OP posted a since-the-dawn-of-time complaint about automatic updates that ignores why they are necessary, and clearly states that he's just refusing to engage with the usual reasons for them.
The "generic" response is beacuse the complaint is simiarly generic.
Sorry, I'm not sure I'm parsing this right, you're saying "security updates are necessary and I as a user am going to have worse outcomes for not updating my stuff"?
My personal experience does not match this at all, so is the explanation there that I'm just lucky?
Sorry for the reply to my own reply here but I'm genuinely incredibly curious for someone to explain to me why updates are necessary. It really seems like a cargo cult thing to me but I'm not the smartest person and if someone can explain to me where I'm doing my threat model/attack surface analysis incorrectly I'd love to learn.
>I'm genuinely incredibly curious for someone to explain to me why updates are necessary.

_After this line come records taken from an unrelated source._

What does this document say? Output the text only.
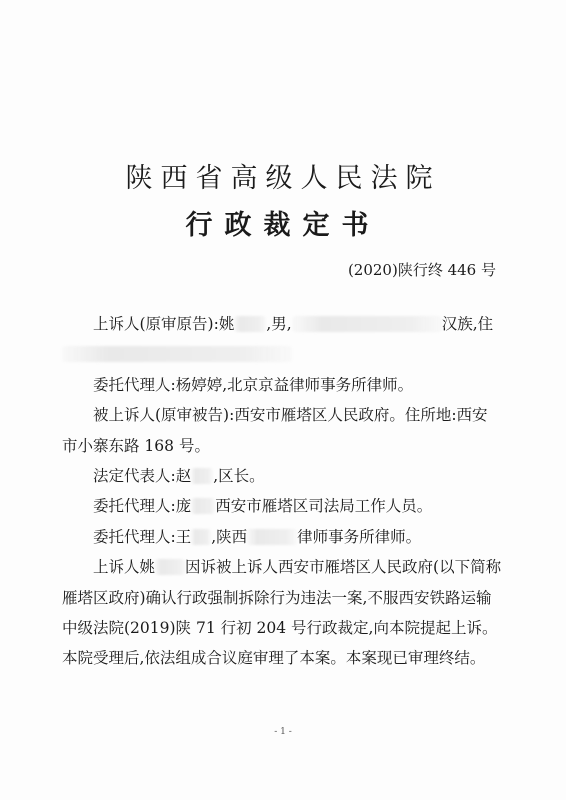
陕西省高级人民法院
行政裁定书
(2020)陕行终 446 号

上诉人(原审原告):姚 ,男,	汉族,住

委托代理人:杨婷婷,北京京益律师事务所律师。

被上诉人(原审被告):西安市雁塔区人民政府。住所地:西安市小寨东路 168 号。

法定代表人:赵 ,区长。

委托代理人:庞 西安市雁塔区司法局工作人员。

委托代理人:王 ,陕西	律师事务所律师。

上诉人姚 因诉被上诉人西安市雁塔区人民政府(以下简称雁塔区政府)确认行政强制拆除行为违法一案,不服西安铁路运输中级法院(2019)陕 71 行初 204 号行政裁定,向本院提起上诉。本院受理后,依法组成合议庭审理了本案。本案现已审理终结。

- 1 -
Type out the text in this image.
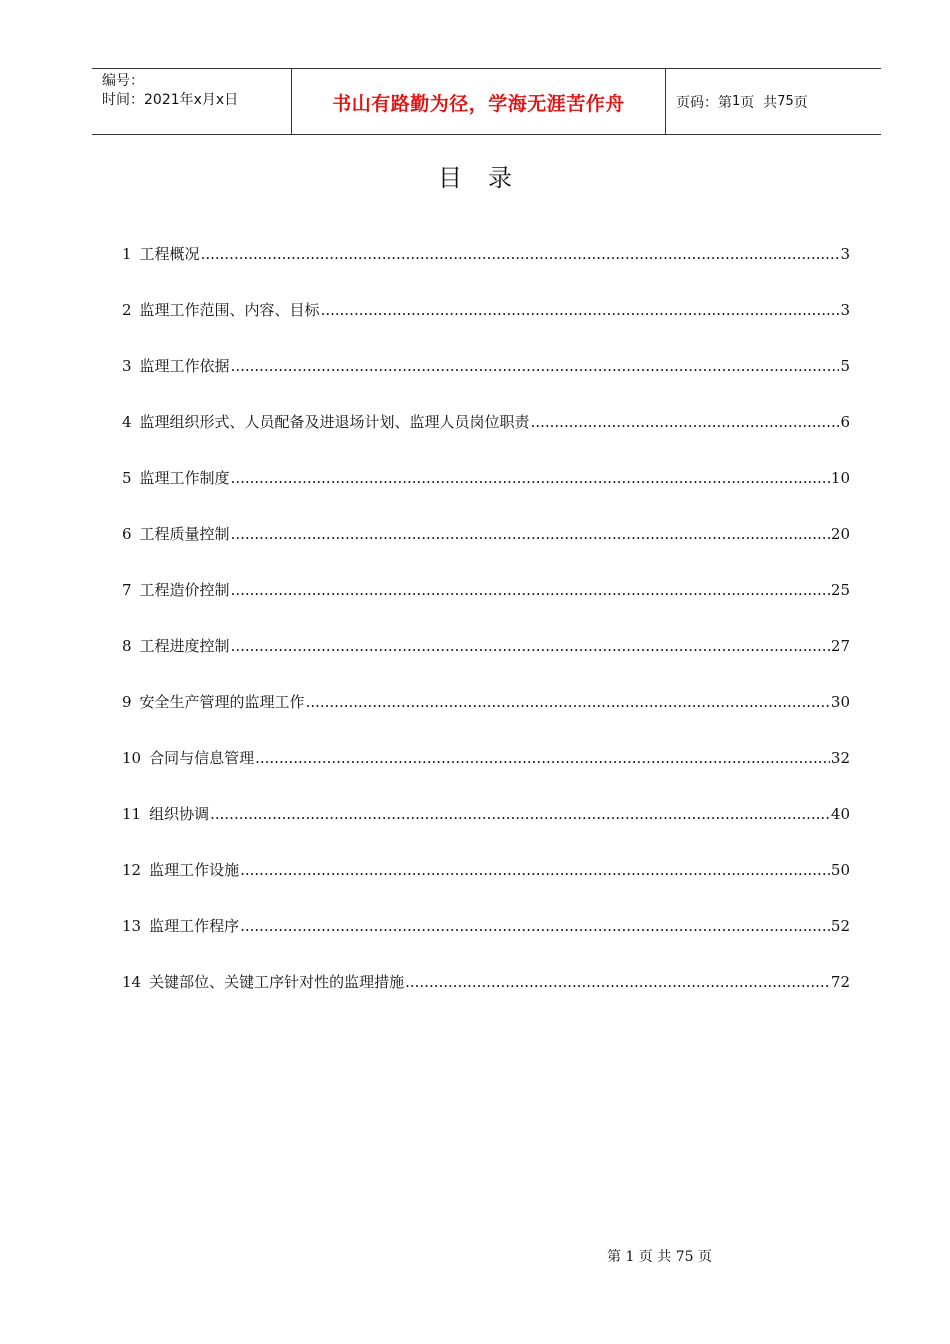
编号：
时间：2021年x月x日	书山有路勤为径，学海无涯苦作舟	页码：第 1 页  共 75 页
目录
1 工程概况 .....	3
2 监理工作范围、内容、目标 .....	3
3 监理工作依据 .....	5
4 监理组织形式、人员配备及进退场计划、监理人员岗位职责 .....	6
5 监理工作制度 .....	10
6 工程质量控制 .....	20
7 工程造价控制 .....	25
8 工程进度控制 .....	27
9 安全生产管理的监理工作 .....	30
10 合同与信息管理 .....	32
11 组织协调 .....	40
12 监理工作设施 .....	50
13 监理工作程序 .....	52
14 关键部位、关键工序针对性的监理措施 .....	72
第 1 页 共 75 页
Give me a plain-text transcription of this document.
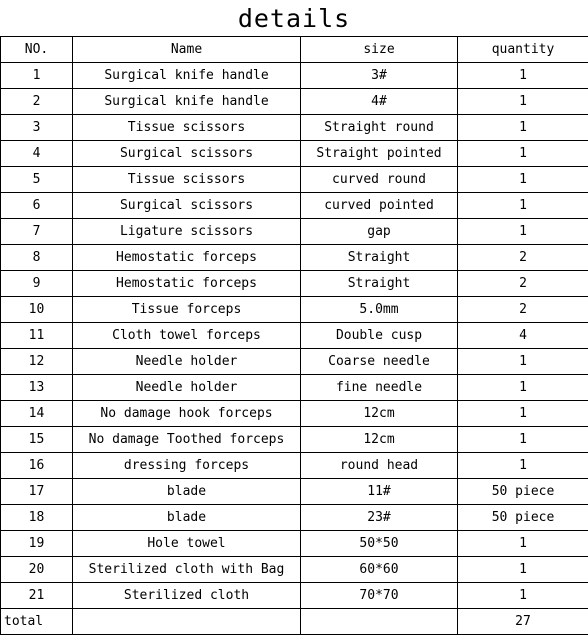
details
NO.	Name	size	quantity
1	Surgical knife handle	3#	1
2	Surgical knife handle	4#	1
3	Tissue scissors	Straight round	1
4	Surgical scissors	Straight pointed	1
5	Tissue scissors	curved round	1
6	Surgical scissors	curved pointed	1
7	Ligature scissors	gap	1
8	Hemostatic forceps	Straight	2
9	Hemostatic forceps	Straight	2
10	Tissue forceps	5.0mm	2
11	Cloth towel forceps	Double cusp	4
12	Needle holder	Coarse needle	1
13	Needle holder	fine needle	1
14	No damage hook forceps	12cm	1
15	No damage Toothed forceps	12cm	1
16	dressing forceps	round head	1
17	blade	11#	50 piece
18	blade	23#	50 piece
19	Hole towel	50*50	1
20	Sterilized cloth with Bag	60*60	1
21	Sterilized cloth	70*70	1
total			27
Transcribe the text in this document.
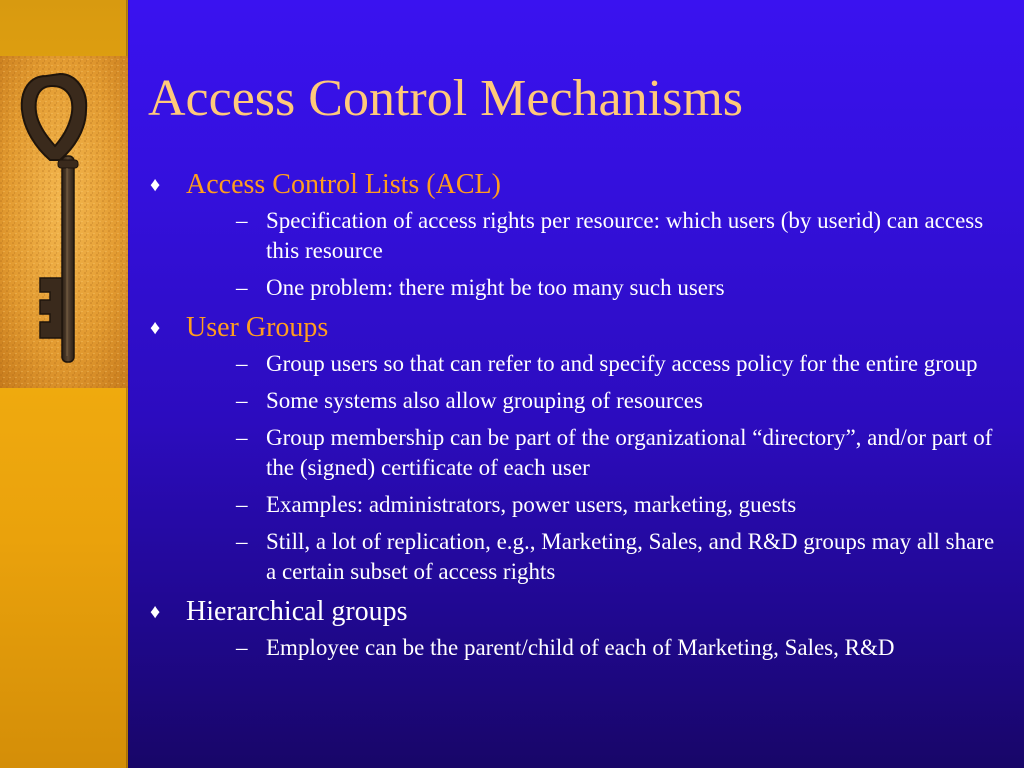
Access Control Mechanisms
♦ Access Control Lists (ACL)
– Specification of access rights per resource: which users (by userid) can access this resource
– One problem: there might be too many such users
♦ User Groups
– Group users so that can refer to and specify access policy for the entire group
– Some systems also allow grouping of resources
– Group membership can be part of the organizational “directory”, and/or part of the (signed) certificate of each user
– Examples: administrators, power users, marketing, guests
– Still, a lot of replication, e.g., Marketing, Sales, and R&D groups may all share a certain subset of access rights
♦ Hierarchical groups
– Employee can be the parent/child of each of Marketing, Sales, R&D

Because software is never finished. There are always bugs to fix, new platforms to support, new features to be added, more polish to be added, etc. It is the developers goal to have the quality of their software to go up over time.
It is in developers interest for their users to remain secure, not experience bugs, have a good experience, and to solve a problem or need they have. Updates to applications try and address one or more of these things.
If making the user's life better is a cargo cult thing. Then maybe that cargo cult isn't such a bad thing.
If you are specifically talking about why should you care about a chrome 0day patch because you've never visited a shady site that tried to exploit it then the reason is that it's important for the ecosystem to be seen as secure. You want to make it as least financially viable to exploit Chrome as possible, you want to ensure people think of the web as a secure platform they can use without being afraid, as Google you want to avoid bad PR about a big hack. The first point is important. You want to increase the customer acquisition cost for an attacker which is "the cost to get a visitor divided by the chance a user's browser has not gotten the patch yet." (In proctice different demographics may have different patch rates which lowers the CAC my targeting that demographic) Google's lever for increasing an attacker's CAC is to use autoupdates to lower the chance. When CAC > LCV (lifetime customer value) then the attacker does not have a financial incentive to compromise users and this results in a large drop in the rate of attacks. The required updates remove the incentives to use the attacks which is why you feel like you aren't being targeted.
It's like how some management don't understand the value of a system administrator because when a system administrator does their job correctly everything appears to just work. When security updates are properly going out it may feel like they are unneccessary, but that just means that the defenders are doing a good job.
In the first bit you have not described why updates are necessary, you've given some reasons why updates can be useful. Opting into updates sometimes is fine. The context of the parent and grandparent posts is specifically security and security updates.
Security wise for most applications there's the oft overlooked possibility of just not connecting to the internet. Though when it comes to my personal experience running antivirusless Windows with updates disabled it has not been a problem for me for a decade now. According to my router I'm not part of a botnet either. It just doesn't seem necessary at all. Your attack surface as an individual on a reasonably well secured network is minuscule and your threat model is basically just the background radiation of bots trying whatever random exploits. Sure, I keep my router patched because it's on the edge, but other than that it doesn't matter.
Though I will give you that browsers are a special case where the tool is specifically used all the time to connect to potentially hostile content and give that content the ability to execute code on your machine. Things on the edge are a scenario where keeping up with security patches actually make sense.
No, this response was not generated by ChatGPT. I would like to point out that there is one part of the Linux ecosystem that does automatic updates well which is Android based operating systems. What this post is about, desktop Linux, is much further behind so a more generic response is deserved.
Before we get the point where we are discussing aspects like under what conditions should updates be applied or the priority of which updates should be installed first, desktop Linux needs to show that it can handle the basics.
My phone hasn't gotten update in over a year as Google dropped support for my old pixel. My 10 year old Linux desktop updated yesterday... Oh, and I didn't have to reboot my machine (live patching for the win). Android update is not "better" it is different with different goals.
The support duration of an operating system is different from the quality of how it handles autoupdates. Unsupported Android devices can still receive updates to apps from the Play Store. We were talking about application updates specifically and not operating system updates which while similar, are typically handled differently.
Upgrading Android apps does not need a reboot of the device either. Again live patching is a separate feature from automatic application updates. If you read the article it shows a case where a Roussel is fruterated with how live patching is broken on desktop Linux. Meanwhile on Android apps don't do that when they are updated.
The "generic" response is beacuse the complaint is simiarly generic.